A ways off in the grass I found his crater, oval and deep, the damn thing still smoking. Up in a tree, there was a robin's nest, reflecting in the sun because most of it was made of tinfoil. Don't ask me why this was a good idea, but I shimmied up that trunk and took a good look at the four or five turquoise eggs inside. And right in the middle of them--you kidding me?--there was my cross, all coiled up and perfect. "God damn," I said, and then I said it again, because Moma Robin landed in her nest, her eyes fixed on me, real pissed. Jumped out of that tree like the Sundance Kid--little sister could have the bling, I'm an older man than the one who'd stood on that roof, didn't need it.

Searching other trees I found the pack of Lucky Strikes, empty, and one Converse sneaker, no gum. And then there was movement in the bushes and you better know who that was. I shouted his name. Not Rocketman, his real name. But I don't think he even recognized it. He booked then and I chased.

Well, you never would have thought the park had so much woods, but I'm serious, we ran for hours and hours.

Finally, we came to this duck pond and he dove in and didn't come up for air. I caught a glimpse of him before he hit the water--ass naked as the day God made him--and stood there on the shore, yelling till I was the color of those robin eggs. That man knew I couldn't swim. I took the Converse and pitched it into the water. There was a bunch of rocks around me and I wanted to throw them too, fill the whole damn pond so he had no place to hide. But then I saw something up under a bench, like maybe something he'd dropped.

A Polaroid. I plucked it up and held it in the sun.

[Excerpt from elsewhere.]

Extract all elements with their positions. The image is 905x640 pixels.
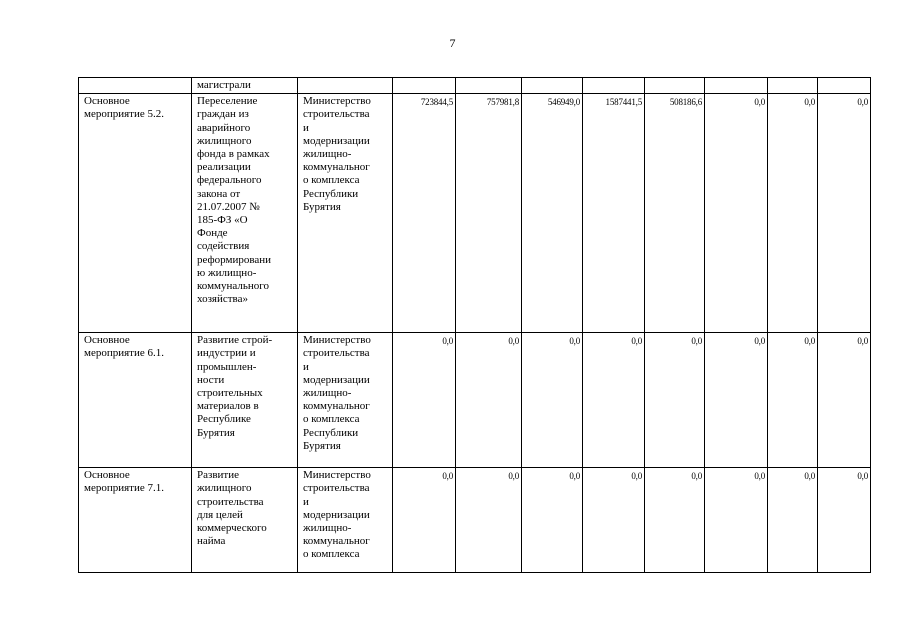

Yeah, it might have been the surface of the moon, or maybe it was just some blurry gray nothing, don't know. But I'm telling you, in the sunlight, it looked so real and scary. (Don't tell me you're not shivering. I see you, Viv says. Just chill. Just give a man a minute.)

A couple of park rangers witnessed what I'd done with the sneaker and you know it was their job to raise hell. "What do you think you're up to?" this brother ranger asks, stalking over with his bearded friend, Ranger Rick.

I started babbling about Rocketman being back, back from space, fallen from space. All they did was look at each other. "Nothing," I said. "Not doing nothing."

About then a robin landed on the nearest bench, orange belly puffing, and a Lucky Strike perched in its beak. And now, come on, how did that thing get lit? The brother ranger's eyes went wide. I was holding the empty Strike pack right in my hand.

"And is there no end to your cruelty?" Ranger Rick demanded.

Before we could get into it, there was a splash in the pond, and the shuffling of Wesley booking ass through the marshy brush on the other side. We all blinked and then Rocketman was gone forever.

I offered the rangers my cross to pay whatever fine he'd caused me, then walked off. Let them deal with getting that bling off Moma Robin.

(Yeah, okay, now I'm done, woman. And look, not even shaking no more.)

Oh, but last thing: Years later, I sold that Polaroid I found to the Whitney Museum and went ahead and retired myself. I called this "abstract print", along with my accompanying essay, Wesley B. Thurman, the First Negro on the Moon. Those art folks just shook their surly heads. They called it--well, now, you know what those damn fools called it.